In this eloquent long poem, Claudia Emerson employs the voices of two family members on a small southern farm to examine the universal complexities of place, generation, memory, and identity. Alternating between the voices of Preacher and Sister, Pinion is narrated by the younger, surviving sister, Rose, in whose memory the now-gone family and farm vividly live on.
Sister tells of her observances in day-to-day life in the 1920s and her struggle to take care of her father, grown brothers, and Rose—“the change-of-life baby”—after the death of her mother: “The hens had hidden their heads beneath / their wings; they blinded themselves as I dusted / the kneading bowl with flour sifted fine as silk, and so / I disappeared as I sank my fists into it.” Preacher feels keenly the burden of running the farm and fears being the last one to live on the place: “I was held fast there, pinioned, not / dying, growing numb and light, wait-crazed / and finally calm.” Both wrestle with a desire for independence and the duty to home they are bound to by birth; neither marries or leaves.

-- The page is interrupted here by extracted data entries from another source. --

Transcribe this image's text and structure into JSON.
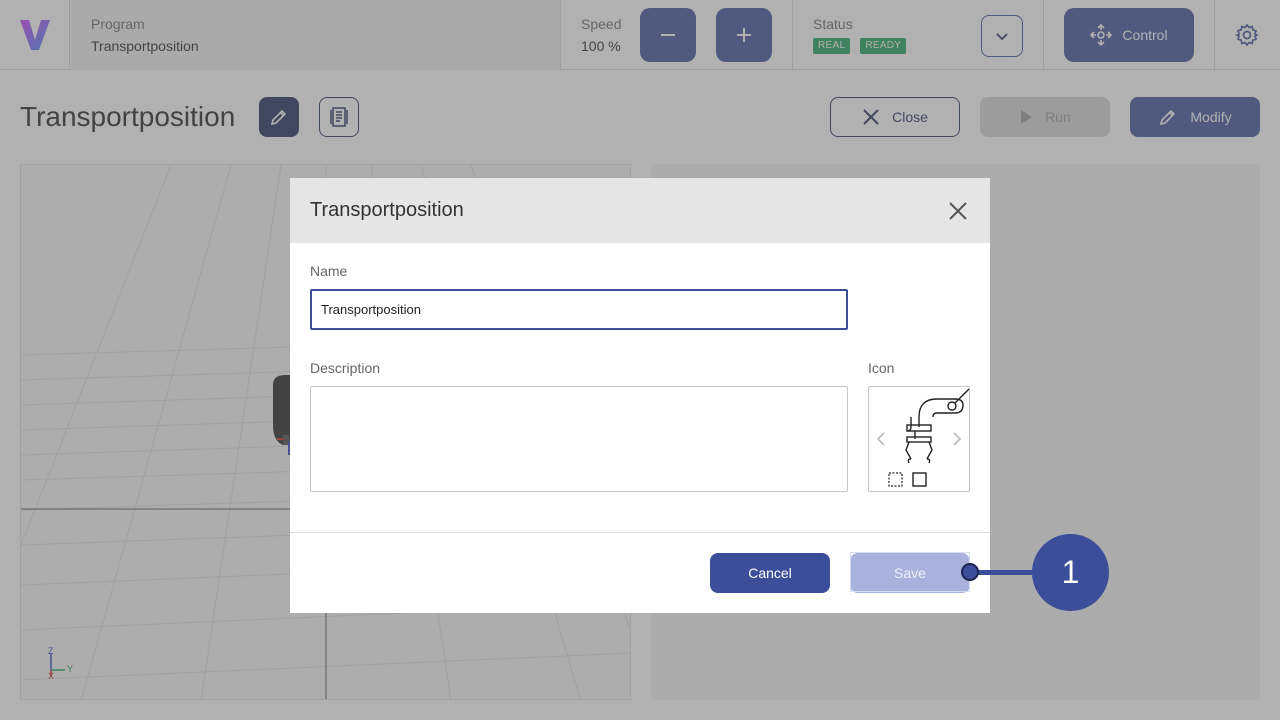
{
  "topbar": {
    "program": {
      "label": "Program",
      "value": "Transportposition"
    },
    "speed": {
      "label": "Speed",
      "value": "100 %",
      "decrease_icon": "minus-icon",
      "increase_icon": "plus-icon"
    },
    "status": {
      "label": "Status",
      "badges": [
        "REAL",
        "READY"
      ],
      "dropdown_icon": "chevron-down-icon"
    },
    "control": {
      "label": "Control",
      "icon": "move-arrows-icon"
    },
    "settings_icon": "gear-icon"
  },
  "page": {
    "title": "Transportposition",
    "actions": {
      "close": "Close",
      "run": "Run",
      "modify": "Modify"
    }
  },
  "viewport": {
    "axis_labels": {
      "z": "Z",
      "y": "Y",
      "x": "X"
    }
  },
  "dialog": {
    "title": "Transportposition",
    "name_label": "Name",
    "name_value": "Transportposition",
    "description_label": "Description",
    "description_value": "",
    "icon_label": "Icon",
    "cancel": "Cancel",
    "save": "Save"
  },
  "callout": {
    "number": "1"
  },
  "colors": {
    "primary": "#3c4e99",
    "dark": "#1f2a58",
    "ready_badge": "#18a05a",
    "save_disabled": "#a9b1dd"
  }
}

Pinion is ultimately a wrenching elegy that Rose creates. She is the one who escaped, only to realize, “I survive them all, but I find I have become the house they keep.”
Claudia Emerson published six poetry collections with LSU Press, including Late Wife, Secure the Shadow, and The Opposite House. A professor of English and member of the creative writing faculty at Virginia Commonwealth University in Richmond, Emerson served as the poet laureate of Virginia and won numerous awards for teaching and writing—including the 2006 Pulitzer Prize for Poetry—before her death in 2014.